Throughout, customer feedback about these products and services is key, Sameera B. said. So clients are interviewed face-to-face monthly by area managers, and by phone—from a call center—daily. Yes, daily. That’s a change from the past when interviews were conducted just once monthly, the manager said. The call center segments clients into six different subsets to tailor questions for them.

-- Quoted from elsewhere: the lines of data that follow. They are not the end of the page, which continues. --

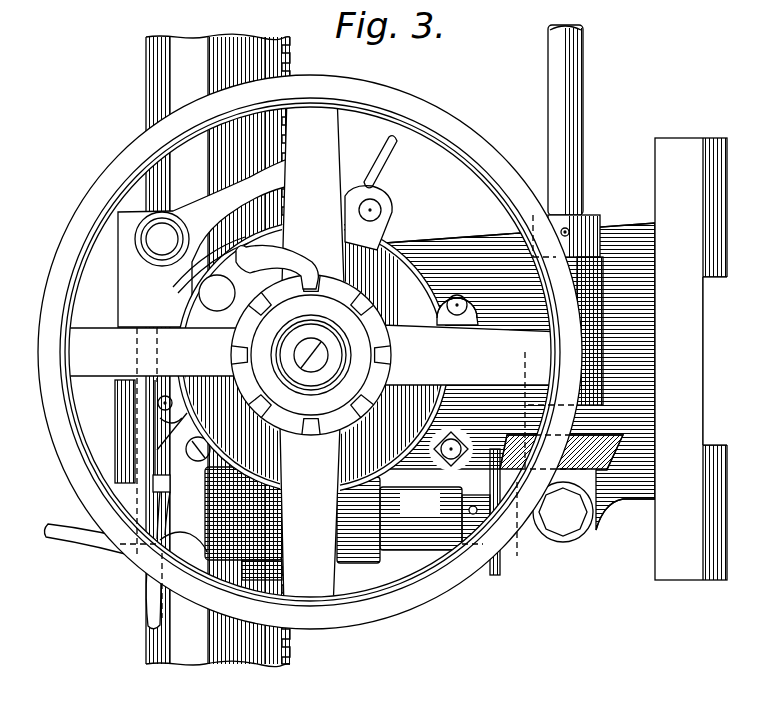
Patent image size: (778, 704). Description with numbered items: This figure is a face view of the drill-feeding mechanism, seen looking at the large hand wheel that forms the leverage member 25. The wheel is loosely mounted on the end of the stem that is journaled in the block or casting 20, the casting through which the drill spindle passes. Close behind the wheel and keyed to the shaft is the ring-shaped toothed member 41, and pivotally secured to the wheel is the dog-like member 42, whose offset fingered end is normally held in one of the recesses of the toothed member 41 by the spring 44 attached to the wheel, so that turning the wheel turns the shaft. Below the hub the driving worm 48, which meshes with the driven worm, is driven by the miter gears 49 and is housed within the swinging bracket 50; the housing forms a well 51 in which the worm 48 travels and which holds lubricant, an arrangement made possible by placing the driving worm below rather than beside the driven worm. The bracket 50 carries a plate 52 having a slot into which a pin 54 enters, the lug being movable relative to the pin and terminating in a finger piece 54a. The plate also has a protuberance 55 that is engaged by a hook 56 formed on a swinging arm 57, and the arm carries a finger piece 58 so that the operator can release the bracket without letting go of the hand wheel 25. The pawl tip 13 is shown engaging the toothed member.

The pawl 13 is at (314, 286).
The block or casting 20 is at (465, 243).
The leverage member 25 is at (310, 352).
The ring-shaped toothed member 41 is at (378, 338).
The dog-like member 42 is at (217, 286).
The spring 44 is at (287, 230).
The driving worm 48 is at (338, 507).
The miter gears 49 is at (583, 469).
The swinging bracket 50 is at (435, 518).
The well 51 is at (343, 536).
The plate 52 is at (183, 548).
The pin 54 is at (196, 462).
The finger piece 54a is at (168, 624).
The protuberance 55 is at (153, 487).
The hook 56 is at (184, 546).
The swinging arm 57 is at (162, 261).
The finger piece 58 is at (277, 164).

When GK saw that clients were struggling with short-term cash flow constraints and were resorting to informal, expensive sources of funds, the MFI responded with an emergency loan program. When clients repeatedly asked about savings and pensions, GK became an aggregator to the Government of India’s Pension Scheme, through which it now facilitates and processes its clients’ enrollment.

When customers again expressed concerns, this time about sanitation, Grameen Koota paid attention. There are deeply embedded cultural concerns here—like the stigma many Indians attach to cleaning toilets. So, awareness had to come first. “GK was aware of the fact that merely providing credit [for household sanitation] would not solve the problem,” Sameera B. wrote to SPTF during a pre-webinar interview. “Efforts toward creating awareness were critical.” That’s how Navya Disha came about—because GK’s focus is financial projects.

A grievance redress system has also helped Grameen Koota capture feedback. The point, said Sameera B., is to gauge client understanding of the MFI’s products and procedures and ascertain client perspective. Customer surveys and market research go out as frequently as once a month; and a “grievance team” proactively collects feedback from different sets of clients on a continuous basis.

These surveys have done their job, Sameera B. said, citing several examples:

• The surveys repeatedly showed that half of Grameen Koota’s clients were demanding home loans; accordingly, the organization now offers home loans via a pilot program at a limited number of branches.
• Emergency loans used to be capped at two per local client group. Due to feedback, that number has jumped to 50% of each microenterprise group.
• Festival loans used to be given only at the branch itself. Now, due to feedback about client constraints from traveling to branches, these loans are disbursed in the groups.

By 2020 Grameen Koota’s mission is to enable economic assistance and social change for over 2 million households in the areas it serves. Getting there will rely on listening carefully and responing to client feedback, Sameera B. said.

“If getting client feedback, analyzing it, and taking decisions is one thing, the implementation of ideas is another,” he said. “The process has to be carefully thought through, and in each step there are multiple aspects that have to be borne in mind, like the regulatory framework, external environment, partnerships, client protection, mission drift, human resources, technology requirements, [and] product and service delivery.

“One has to take a very holistic view of these things…The process of getting feedback from clients has to be continuous and not [be] a one-time activity.”